The top court said despite the fact that the Centre had already allocated more than 200 captive coal blocks to public and private sector companies, it is planning to allocate more. While the Centre allocates the blocks, mining leases are being granted by the concerned states, subject to the condition that Coal Mines (Nationalisation) Act and and Mines and Minerals (Development and Regulation) Act (MMDR)1957 must be complied with.
Comprehensive amendments to the MMDR Act is under Parliament's consideration which, among other things, will do away with the need to obtain prior approval of the Centre, except in the case of coal and atomic minerals for mining rights, even as the licensing and leasing powers are vested with the states.
The apex court said that the Centre cannot undermine the MMDR Act, which has given no power to it to allocate coal block to companies.
A bench of Justices RM Lodha and J Chelameswar asked the government to go through other legislations, particularly the Coal Mines (Nationalisation) Act, to find out whether it is empowered to allocate the resources.
The bench was hearing a PIL filed by advocate ML Sharma and various members of civil society including former CEC N Gopalaswami, ex-Navy chief L Ramdas and former Cabinet secretary TSR Subramanian, seeking a SIT probe into the coal block allocation scam.
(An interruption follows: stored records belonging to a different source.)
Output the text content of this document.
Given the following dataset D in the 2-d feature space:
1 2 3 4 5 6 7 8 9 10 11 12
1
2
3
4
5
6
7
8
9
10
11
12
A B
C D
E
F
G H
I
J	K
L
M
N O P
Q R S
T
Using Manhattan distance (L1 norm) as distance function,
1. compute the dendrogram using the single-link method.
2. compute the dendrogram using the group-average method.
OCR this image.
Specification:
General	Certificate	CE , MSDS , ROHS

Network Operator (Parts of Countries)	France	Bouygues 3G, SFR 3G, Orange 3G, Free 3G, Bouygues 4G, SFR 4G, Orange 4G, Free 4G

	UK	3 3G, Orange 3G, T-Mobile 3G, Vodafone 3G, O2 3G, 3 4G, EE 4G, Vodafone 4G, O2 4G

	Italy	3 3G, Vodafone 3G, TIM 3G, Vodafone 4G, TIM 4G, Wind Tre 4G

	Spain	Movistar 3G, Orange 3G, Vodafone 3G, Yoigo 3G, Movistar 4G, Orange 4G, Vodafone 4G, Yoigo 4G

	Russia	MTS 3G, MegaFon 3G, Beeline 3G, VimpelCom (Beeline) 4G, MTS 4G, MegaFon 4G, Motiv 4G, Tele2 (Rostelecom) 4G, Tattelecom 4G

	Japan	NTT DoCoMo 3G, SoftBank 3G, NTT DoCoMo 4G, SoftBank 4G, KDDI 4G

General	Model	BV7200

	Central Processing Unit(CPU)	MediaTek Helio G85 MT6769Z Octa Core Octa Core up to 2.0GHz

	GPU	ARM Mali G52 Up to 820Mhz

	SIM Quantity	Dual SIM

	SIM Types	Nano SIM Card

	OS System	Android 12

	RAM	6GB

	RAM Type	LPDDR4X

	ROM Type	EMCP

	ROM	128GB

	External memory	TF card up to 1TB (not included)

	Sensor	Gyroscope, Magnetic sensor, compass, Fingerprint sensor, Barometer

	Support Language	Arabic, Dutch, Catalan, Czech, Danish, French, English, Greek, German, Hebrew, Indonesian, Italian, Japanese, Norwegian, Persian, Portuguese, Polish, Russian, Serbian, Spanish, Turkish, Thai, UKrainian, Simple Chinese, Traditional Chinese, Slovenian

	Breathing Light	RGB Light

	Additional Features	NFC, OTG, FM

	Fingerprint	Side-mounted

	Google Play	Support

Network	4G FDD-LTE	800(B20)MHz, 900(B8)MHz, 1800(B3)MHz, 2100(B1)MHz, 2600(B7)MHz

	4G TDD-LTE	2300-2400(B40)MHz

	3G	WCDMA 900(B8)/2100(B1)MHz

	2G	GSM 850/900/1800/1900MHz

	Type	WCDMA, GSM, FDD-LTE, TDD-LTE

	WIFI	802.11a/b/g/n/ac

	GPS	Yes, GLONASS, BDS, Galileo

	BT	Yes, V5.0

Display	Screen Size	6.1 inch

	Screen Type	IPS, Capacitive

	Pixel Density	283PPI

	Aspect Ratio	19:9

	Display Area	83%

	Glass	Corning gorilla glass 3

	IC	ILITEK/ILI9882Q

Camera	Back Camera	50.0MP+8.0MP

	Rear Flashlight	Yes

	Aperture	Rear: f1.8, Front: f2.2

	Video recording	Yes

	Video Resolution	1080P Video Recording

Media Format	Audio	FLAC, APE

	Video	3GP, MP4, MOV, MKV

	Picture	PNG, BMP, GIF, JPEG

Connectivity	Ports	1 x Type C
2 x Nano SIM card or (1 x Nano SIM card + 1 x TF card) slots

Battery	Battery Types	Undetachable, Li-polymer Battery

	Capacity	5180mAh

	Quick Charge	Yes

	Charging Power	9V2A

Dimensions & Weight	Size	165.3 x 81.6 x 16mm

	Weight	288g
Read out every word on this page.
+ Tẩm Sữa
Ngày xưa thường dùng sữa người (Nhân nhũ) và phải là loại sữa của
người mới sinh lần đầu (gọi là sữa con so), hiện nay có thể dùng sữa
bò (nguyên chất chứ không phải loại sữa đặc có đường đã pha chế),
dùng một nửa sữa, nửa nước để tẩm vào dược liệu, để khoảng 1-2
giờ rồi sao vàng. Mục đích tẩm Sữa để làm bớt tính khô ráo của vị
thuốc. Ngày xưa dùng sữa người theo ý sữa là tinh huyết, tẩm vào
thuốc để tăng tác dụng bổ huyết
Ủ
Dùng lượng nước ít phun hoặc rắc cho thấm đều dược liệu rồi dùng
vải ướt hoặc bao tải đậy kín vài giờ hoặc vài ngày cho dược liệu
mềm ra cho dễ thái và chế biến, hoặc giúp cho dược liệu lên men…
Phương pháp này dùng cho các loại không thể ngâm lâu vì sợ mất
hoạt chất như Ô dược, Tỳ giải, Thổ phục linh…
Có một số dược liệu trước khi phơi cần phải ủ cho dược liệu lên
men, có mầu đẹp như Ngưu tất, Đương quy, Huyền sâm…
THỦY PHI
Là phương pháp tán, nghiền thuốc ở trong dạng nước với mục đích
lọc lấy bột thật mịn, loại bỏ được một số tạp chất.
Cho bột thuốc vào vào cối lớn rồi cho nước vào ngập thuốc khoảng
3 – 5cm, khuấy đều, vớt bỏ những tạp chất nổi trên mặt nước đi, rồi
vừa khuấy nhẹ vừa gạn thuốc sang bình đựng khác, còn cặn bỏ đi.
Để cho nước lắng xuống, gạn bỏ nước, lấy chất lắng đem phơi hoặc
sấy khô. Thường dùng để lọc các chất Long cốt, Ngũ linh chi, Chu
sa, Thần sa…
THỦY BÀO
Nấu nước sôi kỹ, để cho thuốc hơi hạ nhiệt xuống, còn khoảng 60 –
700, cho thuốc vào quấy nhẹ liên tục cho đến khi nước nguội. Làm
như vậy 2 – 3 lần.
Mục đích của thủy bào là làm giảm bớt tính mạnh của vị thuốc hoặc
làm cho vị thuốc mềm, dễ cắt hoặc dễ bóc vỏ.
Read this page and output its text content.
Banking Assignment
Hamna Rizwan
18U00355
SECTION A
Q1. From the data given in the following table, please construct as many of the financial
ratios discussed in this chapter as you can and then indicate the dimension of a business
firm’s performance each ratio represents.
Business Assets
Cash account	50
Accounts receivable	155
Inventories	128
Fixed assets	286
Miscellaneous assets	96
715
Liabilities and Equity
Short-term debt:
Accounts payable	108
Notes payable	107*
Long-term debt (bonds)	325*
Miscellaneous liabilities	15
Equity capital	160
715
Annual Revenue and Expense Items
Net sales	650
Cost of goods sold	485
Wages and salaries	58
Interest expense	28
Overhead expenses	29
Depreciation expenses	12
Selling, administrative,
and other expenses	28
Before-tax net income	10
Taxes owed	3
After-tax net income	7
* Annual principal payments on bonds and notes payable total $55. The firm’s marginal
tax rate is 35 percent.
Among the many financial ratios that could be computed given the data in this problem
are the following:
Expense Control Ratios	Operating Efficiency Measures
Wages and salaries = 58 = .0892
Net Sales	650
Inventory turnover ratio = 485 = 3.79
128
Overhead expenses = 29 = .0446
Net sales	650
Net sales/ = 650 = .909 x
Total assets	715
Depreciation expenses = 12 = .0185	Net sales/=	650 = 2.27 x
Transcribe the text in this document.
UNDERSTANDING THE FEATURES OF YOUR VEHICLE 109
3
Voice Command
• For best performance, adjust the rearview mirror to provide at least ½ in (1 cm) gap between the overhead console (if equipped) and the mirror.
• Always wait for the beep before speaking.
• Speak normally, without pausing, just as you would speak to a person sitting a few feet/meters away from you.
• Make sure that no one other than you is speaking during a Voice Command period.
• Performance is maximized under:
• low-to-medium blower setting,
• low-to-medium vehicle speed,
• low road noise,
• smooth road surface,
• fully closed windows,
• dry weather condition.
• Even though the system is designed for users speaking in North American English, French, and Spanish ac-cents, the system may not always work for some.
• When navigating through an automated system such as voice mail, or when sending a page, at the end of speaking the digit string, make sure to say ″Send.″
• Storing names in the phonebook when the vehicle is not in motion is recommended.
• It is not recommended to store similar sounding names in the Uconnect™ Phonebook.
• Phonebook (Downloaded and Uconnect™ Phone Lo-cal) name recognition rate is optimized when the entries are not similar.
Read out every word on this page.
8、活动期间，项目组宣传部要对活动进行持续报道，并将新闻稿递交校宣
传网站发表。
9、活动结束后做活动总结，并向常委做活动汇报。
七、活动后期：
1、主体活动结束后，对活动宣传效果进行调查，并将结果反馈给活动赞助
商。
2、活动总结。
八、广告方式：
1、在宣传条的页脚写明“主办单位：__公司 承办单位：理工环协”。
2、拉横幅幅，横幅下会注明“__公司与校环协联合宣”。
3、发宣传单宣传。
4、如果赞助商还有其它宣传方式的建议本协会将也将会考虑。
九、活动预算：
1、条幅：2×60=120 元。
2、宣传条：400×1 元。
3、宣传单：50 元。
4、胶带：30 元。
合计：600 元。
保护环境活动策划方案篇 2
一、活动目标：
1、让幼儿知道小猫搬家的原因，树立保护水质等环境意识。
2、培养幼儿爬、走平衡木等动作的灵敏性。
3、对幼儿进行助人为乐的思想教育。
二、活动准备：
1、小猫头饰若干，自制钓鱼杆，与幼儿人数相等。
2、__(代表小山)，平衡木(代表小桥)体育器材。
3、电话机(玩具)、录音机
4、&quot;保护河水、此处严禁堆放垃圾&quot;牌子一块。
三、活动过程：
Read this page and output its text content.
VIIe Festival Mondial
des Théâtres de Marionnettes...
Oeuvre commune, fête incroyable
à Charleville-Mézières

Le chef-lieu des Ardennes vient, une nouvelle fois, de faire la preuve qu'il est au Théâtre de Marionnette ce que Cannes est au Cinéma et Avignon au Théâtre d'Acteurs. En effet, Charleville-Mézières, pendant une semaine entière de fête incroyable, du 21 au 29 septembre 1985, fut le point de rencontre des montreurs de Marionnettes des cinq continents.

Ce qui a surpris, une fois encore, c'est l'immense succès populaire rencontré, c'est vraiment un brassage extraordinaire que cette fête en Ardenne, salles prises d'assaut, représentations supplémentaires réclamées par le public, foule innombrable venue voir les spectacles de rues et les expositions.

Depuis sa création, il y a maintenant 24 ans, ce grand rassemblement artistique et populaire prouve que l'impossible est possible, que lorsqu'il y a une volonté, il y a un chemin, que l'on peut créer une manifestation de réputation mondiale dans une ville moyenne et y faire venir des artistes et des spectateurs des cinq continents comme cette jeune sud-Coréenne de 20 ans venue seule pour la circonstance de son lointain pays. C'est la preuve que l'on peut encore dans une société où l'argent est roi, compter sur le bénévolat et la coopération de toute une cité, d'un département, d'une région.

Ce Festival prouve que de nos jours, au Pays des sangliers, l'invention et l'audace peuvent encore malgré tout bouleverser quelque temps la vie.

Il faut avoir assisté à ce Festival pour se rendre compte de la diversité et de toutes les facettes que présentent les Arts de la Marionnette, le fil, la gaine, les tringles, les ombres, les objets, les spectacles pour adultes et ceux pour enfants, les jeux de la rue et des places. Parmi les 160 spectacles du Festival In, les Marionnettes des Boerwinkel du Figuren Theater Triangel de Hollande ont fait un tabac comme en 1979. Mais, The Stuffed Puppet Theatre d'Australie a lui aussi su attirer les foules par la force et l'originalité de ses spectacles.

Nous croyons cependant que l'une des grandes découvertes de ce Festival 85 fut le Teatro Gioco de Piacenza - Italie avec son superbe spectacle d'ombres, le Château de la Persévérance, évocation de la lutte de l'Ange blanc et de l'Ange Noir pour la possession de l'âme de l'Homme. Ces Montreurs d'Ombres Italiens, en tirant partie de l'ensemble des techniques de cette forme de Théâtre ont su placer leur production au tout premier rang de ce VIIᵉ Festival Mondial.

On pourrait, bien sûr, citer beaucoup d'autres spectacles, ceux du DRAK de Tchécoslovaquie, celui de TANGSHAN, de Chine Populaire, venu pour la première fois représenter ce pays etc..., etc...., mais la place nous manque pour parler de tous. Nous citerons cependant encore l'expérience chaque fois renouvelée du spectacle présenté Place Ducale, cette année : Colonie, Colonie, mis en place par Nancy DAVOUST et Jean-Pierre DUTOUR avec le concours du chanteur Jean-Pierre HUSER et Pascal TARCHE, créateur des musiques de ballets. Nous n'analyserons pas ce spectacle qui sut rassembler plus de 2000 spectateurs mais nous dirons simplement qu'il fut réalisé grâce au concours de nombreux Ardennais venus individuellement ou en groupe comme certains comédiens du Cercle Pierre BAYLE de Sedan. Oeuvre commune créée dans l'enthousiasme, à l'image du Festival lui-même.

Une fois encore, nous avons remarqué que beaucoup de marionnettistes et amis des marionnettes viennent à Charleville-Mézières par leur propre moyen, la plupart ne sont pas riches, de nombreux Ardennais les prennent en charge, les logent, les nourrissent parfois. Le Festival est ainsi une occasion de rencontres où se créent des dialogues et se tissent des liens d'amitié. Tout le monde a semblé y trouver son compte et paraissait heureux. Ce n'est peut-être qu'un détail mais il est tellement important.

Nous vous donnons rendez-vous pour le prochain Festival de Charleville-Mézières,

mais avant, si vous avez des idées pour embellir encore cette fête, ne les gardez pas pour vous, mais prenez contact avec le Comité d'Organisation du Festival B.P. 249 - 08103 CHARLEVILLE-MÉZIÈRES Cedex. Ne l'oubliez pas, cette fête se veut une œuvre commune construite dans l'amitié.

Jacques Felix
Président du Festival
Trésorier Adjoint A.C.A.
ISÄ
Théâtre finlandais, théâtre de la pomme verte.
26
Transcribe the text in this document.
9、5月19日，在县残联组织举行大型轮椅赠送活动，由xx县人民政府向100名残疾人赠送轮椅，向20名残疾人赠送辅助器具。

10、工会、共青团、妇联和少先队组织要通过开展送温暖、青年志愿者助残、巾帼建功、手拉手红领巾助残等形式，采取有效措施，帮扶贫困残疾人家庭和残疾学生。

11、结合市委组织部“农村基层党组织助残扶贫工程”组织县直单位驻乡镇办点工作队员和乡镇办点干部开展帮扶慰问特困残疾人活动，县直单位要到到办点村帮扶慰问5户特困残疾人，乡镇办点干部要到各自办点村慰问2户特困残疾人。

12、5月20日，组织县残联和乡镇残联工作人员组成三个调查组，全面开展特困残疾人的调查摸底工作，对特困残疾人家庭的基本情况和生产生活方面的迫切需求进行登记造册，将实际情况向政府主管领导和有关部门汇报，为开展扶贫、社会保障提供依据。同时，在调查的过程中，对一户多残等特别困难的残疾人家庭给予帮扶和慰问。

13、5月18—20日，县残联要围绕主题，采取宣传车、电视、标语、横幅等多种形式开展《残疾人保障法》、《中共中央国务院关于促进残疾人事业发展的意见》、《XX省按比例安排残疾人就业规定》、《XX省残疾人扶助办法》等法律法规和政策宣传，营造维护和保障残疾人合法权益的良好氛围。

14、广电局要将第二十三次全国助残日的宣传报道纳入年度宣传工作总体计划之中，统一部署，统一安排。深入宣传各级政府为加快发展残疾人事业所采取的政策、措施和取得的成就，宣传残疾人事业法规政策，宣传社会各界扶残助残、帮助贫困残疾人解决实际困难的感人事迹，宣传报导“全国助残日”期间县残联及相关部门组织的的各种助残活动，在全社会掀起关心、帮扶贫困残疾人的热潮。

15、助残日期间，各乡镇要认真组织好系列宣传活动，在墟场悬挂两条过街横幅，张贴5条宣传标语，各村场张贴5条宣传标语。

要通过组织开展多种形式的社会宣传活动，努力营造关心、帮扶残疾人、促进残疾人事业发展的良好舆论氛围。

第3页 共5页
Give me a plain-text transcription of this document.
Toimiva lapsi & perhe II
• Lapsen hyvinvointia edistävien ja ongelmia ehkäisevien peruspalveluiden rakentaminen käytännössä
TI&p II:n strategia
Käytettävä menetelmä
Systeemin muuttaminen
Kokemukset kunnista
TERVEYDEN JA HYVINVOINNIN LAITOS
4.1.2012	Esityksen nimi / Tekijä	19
Though what the the apex court has said is just an observation, it is still a big setback to the Centre, which is already rattled by the adverse remarks made by the Comptroller and Auditor (CAG) in a recent performance audit of coal blocks. The CAG observed that private companies got undue benefits of R1.85 lakh crore because of a delay in the auction of coal blocks.
“There is absolutely no power given to the Centre under the Mines and Minerals (Development and Regulation) Act, 1957. There is no provision overriding the Act. You require to give a lot of legal explanation,” the court said, adding that “allocation of coal blocks, prima facie, does not seem to be backed by any statutory provision and that surprises us.
The situation raises a few fundamental legal questions right away regarding your (Centre's) authority. If there has been no amendments in the Act, it is doubtful that you can do it through executive decisions.”
Critical of the current policy, the bench said that the government's actions amounted to “putting a cart before the horse” since there was no discretion left with the state governments in the matter of allocation.
“It strikes at the root of all the allocationR30;Can you override the statutory process by administrative or executive orders? The fundamental question is if there are provisions empowering the government to allocate coal blocks without following the procedure contemplated in the Act,” the bench told the Centre.
Attorney general GE Vahanvati said he does not want to give 'off the cuff' answers to these questions and sought time to go into these issues.
"From your affidavit itself it appears that minerals-and-mining lease has to be executed by the state and not by the Centre. It strikes at the root of all allocations," the bench said.
“As per law, the Centre will do allocation but terms and conditions of allocation have to be in consonance in the Coal Mine Nationalisation Act and the MMDR Act,” said Dilip Kumar Jena, senior consultant and knowledge manager, PWC. “Unless states grant mining leases, allocatee cannot start mining.”